Della Befana, vecchietta trasandata, si racconta di tutto di più. Ecco i metodi di spostamento della simpatica vecchina, la sua iconografia e la simbologia della scopa, del carbone e della calza
Gonnellone scuro ed ampio, un grembiule con le tasche, uno scialle, un fazzoletto o un cappellaccio in testa, un paio di ciabatte consunte e numerose toppe colorate ovunque: è questa l’iconografia fissa della Befana che, il più delle volte, si fa scendere da un camino, escogitando un altro espediente in quelle case dove il camino non c’è.
La tradizione italiana racconta varie versioni sui metodi di spostamento della simpatica vecchina. La prima è che usa un vecchio carretto malandato. Se quest’ultimo si blocca( e succede spesso per colpa dei sassi, paragonabili agli ostacoli della nostra vita) ed un uomo l’aiuta, in cambio la Befana gli dona il “legno magico”, che si trasforma poi in oro ed egli diverrà ricco nel tempo e nel corpo poiché è stato ricco d’animo. Un altro modo in cui si sposta, quello più noto, è mediante la classica scopa della strega che, oltre ad essere un archetipo importante a livello fallico e per la fertilità, è importante per altri motivi. “Cavalcare una scopa” significa avere la facoltà di viaggiare tra il mondo spirituale-shamanico e quello corporale ed indica lo stato di trance, collegato al rito della pianta dello Stramonio, tipica pianta estatica della stregoneria europea. Più raramente, la Befana viene raffigurata a cavallo del gatto nero.
Veniamo al carbone che vuole essere un castigo o un monito, avendo una funzione grossolanamente educativa per l’infanzia. Ma perché proprio il carbone? Prescindendo da poche leggende che collocavano l’abitazione della Befana all’inferno, secondo alcuni studiosi esso simboleggerebbe l’energia presente nel ventre della terra, il fuoco nascosto, pronto a rivivere, acceso al primo sole primaverile. E’ per questo motivo che alcune popolazioni celtiche usavano scendere per le strade, allo scoccare della mezzanotte che inaugurava il nuovo anno, donandosi pezzi di carbone. Il carbone, simbolicamente, è l’immagine del peccato che annerisce l’anima o la propria coscienza. Il bimbo, dalla quantità trovata nella calza, ricava la misura dei suoi comportamenti stando al giudizio di chi è preposto alla sua educazione.

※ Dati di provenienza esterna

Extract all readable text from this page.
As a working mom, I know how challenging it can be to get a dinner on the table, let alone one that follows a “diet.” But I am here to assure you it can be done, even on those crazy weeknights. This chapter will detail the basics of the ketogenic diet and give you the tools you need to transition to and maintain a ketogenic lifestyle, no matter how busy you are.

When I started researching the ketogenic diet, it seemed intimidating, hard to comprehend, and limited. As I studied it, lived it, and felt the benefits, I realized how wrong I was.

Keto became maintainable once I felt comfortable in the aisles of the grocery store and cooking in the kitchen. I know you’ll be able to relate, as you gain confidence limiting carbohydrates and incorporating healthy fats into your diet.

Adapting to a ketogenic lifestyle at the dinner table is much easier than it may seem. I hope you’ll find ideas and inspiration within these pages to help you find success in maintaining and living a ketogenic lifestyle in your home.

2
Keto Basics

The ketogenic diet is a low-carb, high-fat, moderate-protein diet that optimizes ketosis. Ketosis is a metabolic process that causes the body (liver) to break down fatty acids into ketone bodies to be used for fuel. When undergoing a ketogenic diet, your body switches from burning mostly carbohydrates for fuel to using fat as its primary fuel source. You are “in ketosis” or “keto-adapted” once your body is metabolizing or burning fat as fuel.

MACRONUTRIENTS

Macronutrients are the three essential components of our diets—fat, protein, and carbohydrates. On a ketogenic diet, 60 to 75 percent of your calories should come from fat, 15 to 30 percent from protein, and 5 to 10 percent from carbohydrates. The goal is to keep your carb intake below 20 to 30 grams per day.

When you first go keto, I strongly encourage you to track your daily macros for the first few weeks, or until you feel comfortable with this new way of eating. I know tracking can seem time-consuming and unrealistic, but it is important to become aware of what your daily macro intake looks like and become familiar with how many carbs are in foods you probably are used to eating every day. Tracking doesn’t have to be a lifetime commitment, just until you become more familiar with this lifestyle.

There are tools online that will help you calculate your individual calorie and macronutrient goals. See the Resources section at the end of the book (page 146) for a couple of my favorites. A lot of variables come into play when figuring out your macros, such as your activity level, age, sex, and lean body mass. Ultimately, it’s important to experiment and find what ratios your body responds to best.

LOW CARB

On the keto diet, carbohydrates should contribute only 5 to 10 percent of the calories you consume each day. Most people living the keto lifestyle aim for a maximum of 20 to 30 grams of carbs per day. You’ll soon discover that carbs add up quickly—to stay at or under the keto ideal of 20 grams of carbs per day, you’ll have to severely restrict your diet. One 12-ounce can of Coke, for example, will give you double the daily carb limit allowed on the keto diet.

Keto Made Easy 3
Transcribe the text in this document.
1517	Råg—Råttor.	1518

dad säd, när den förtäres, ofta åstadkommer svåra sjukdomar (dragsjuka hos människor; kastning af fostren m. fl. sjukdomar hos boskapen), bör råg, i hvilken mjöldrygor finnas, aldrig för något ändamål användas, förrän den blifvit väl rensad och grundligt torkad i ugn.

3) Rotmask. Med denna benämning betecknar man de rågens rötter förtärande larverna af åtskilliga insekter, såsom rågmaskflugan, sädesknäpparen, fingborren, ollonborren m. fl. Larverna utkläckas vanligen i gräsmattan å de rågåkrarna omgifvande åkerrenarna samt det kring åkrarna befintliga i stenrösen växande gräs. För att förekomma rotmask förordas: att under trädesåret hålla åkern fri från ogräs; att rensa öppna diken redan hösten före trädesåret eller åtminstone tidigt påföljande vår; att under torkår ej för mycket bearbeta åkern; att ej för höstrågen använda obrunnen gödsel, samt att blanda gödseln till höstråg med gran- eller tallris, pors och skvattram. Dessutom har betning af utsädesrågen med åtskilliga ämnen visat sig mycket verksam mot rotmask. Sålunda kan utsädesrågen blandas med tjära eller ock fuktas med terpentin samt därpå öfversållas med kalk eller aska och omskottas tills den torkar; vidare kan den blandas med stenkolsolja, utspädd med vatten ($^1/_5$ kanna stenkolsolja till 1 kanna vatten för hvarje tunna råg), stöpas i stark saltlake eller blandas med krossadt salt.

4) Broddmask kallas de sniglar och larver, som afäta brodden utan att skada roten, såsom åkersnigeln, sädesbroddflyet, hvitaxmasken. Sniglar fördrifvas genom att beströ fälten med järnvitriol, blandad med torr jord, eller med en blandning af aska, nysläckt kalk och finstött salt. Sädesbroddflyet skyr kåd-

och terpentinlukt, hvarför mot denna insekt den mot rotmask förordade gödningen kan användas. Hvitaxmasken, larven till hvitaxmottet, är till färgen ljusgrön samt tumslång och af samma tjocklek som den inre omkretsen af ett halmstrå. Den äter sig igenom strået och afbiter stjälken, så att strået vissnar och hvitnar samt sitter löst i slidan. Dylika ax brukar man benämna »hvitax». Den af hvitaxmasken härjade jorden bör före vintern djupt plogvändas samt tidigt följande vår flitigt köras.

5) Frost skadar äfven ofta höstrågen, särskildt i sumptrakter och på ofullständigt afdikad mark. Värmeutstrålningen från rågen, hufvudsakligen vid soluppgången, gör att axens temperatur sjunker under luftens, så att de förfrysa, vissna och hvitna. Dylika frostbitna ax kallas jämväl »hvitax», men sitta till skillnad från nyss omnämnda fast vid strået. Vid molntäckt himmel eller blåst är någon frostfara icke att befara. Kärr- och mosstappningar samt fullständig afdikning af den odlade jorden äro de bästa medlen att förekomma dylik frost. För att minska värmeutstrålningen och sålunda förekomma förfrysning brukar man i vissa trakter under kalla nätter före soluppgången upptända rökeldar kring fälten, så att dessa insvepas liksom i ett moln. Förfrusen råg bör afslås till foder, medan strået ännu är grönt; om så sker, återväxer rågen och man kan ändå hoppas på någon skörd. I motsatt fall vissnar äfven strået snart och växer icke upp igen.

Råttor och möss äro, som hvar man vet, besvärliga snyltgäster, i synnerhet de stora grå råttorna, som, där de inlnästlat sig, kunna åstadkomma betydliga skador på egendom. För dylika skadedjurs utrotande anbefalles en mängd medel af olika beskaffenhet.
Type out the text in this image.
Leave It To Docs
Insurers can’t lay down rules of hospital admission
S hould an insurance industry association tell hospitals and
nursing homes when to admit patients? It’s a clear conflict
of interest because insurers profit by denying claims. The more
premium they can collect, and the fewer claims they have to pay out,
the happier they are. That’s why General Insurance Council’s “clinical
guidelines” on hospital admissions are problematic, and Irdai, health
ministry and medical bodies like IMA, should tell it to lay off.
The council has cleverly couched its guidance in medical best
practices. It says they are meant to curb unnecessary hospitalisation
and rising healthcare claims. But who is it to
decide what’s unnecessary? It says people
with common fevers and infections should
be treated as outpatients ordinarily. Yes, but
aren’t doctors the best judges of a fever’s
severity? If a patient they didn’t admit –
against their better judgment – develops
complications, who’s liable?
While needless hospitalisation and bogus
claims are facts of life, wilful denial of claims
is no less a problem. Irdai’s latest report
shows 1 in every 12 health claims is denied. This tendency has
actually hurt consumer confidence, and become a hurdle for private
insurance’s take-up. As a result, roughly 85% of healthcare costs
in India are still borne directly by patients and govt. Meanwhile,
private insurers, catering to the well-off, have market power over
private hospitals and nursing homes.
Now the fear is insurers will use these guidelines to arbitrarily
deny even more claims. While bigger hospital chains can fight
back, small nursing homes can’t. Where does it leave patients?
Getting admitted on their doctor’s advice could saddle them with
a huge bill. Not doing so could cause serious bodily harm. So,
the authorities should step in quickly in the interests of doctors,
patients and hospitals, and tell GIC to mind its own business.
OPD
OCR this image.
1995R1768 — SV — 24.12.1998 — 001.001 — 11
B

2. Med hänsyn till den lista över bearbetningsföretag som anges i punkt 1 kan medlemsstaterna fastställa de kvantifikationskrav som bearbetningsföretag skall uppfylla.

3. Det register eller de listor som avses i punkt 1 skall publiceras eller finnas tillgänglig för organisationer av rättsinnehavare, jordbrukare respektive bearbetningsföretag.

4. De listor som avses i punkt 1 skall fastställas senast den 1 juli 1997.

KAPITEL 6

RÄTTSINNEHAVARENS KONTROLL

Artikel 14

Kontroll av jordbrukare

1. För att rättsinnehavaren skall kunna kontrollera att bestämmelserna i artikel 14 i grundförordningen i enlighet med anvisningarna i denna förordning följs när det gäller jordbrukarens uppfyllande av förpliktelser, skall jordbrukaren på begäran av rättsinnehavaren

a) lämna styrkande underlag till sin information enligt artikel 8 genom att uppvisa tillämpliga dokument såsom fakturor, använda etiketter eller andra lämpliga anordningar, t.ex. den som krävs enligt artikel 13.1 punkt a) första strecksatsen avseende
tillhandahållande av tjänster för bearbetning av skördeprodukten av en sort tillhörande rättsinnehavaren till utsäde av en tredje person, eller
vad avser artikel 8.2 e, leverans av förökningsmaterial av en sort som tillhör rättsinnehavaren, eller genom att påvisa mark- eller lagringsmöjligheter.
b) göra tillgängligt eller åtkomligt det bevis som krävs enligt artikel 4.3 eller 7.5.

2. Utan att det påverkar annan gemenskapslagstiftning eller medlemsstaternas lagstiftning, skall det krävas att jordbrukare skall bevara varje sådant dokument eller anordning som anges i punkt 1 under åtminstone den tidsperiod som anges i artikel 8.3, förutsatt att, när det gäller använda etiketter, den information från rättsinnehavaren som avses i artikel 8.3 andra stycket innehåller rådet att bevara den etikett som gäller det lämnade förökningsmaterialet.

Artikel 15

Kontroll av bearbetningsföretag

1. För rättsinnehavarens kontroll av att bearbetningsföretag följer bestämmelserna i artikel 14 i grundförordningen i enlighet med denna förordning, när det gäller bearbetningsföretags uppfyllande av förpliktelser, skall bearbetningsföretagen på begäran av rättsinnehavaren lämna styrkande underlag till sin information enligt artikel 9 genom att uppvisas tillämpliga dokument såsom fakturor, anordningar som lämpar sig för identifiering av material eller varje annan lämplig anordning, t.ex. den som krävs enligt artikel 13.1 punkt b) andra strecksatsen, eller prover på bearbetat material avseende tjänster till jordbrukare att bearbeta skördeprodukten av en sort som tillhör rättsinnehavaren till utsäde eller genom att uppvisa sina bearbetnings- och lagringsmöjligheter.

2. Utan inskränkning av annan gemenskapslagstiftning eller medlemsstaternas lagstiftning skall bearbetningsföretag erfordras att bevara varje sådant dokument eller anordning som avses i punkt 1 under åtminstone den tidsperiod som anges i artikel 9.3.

Ovviamente, è la calza a fare la Befana. Si tratta di un vero e proprio logo millenario risalente alle antiche divinità femminili del mondo pagano che governavano il passaggio dall’anno vecchio al nuovo; prima fra tutte la ninfa Egeria, consigliera soprannaturale di Numa Pompilio, il secondo dei mitici “Sette Re di Roma” che, proprio alle Calende di Gennaio, appendeva una calza nella grotta della dea, vicino Porta Capena e alle terme di Caracalla, trovandola, all’indomani, puntualmente piena di regali, ma anche di ammonimenti e profezie. Oltre ad Egeria, vi era la divina Strenia, da cui deriva il nostro termine “strenna” che, in origine, era il regalo speciale che i genitori romani facevano ai bambini.
Durante la Sigillaria, la festa delle statuette, si regalavano biscotti dolci a forma di bamboline e animaletti, assieme a una grande quantità di frutta secca e fave…era il tempio di regali, profezie e calze. La vecchietta che cavalca la scopa, sta di fatto, rappresenta la personificazione femminile dell’anno, il simbolo della natura giunta alla fine del suo ciclo e perciò raffigurata povera, striminzita, raggrinzita, dispensando premi e castighi, cose buone da mangiare e cose immangiabili come aglio e carrube, cenere e carbone. Dalla calza bio a quella a chilometro zero, da quella ecocompatibile a quella equosolidale, da quella sostenibile a quella responsabile, la Befana si adatta ai tempi di crisi, senza rinunciare a far sognare grandi e piccini.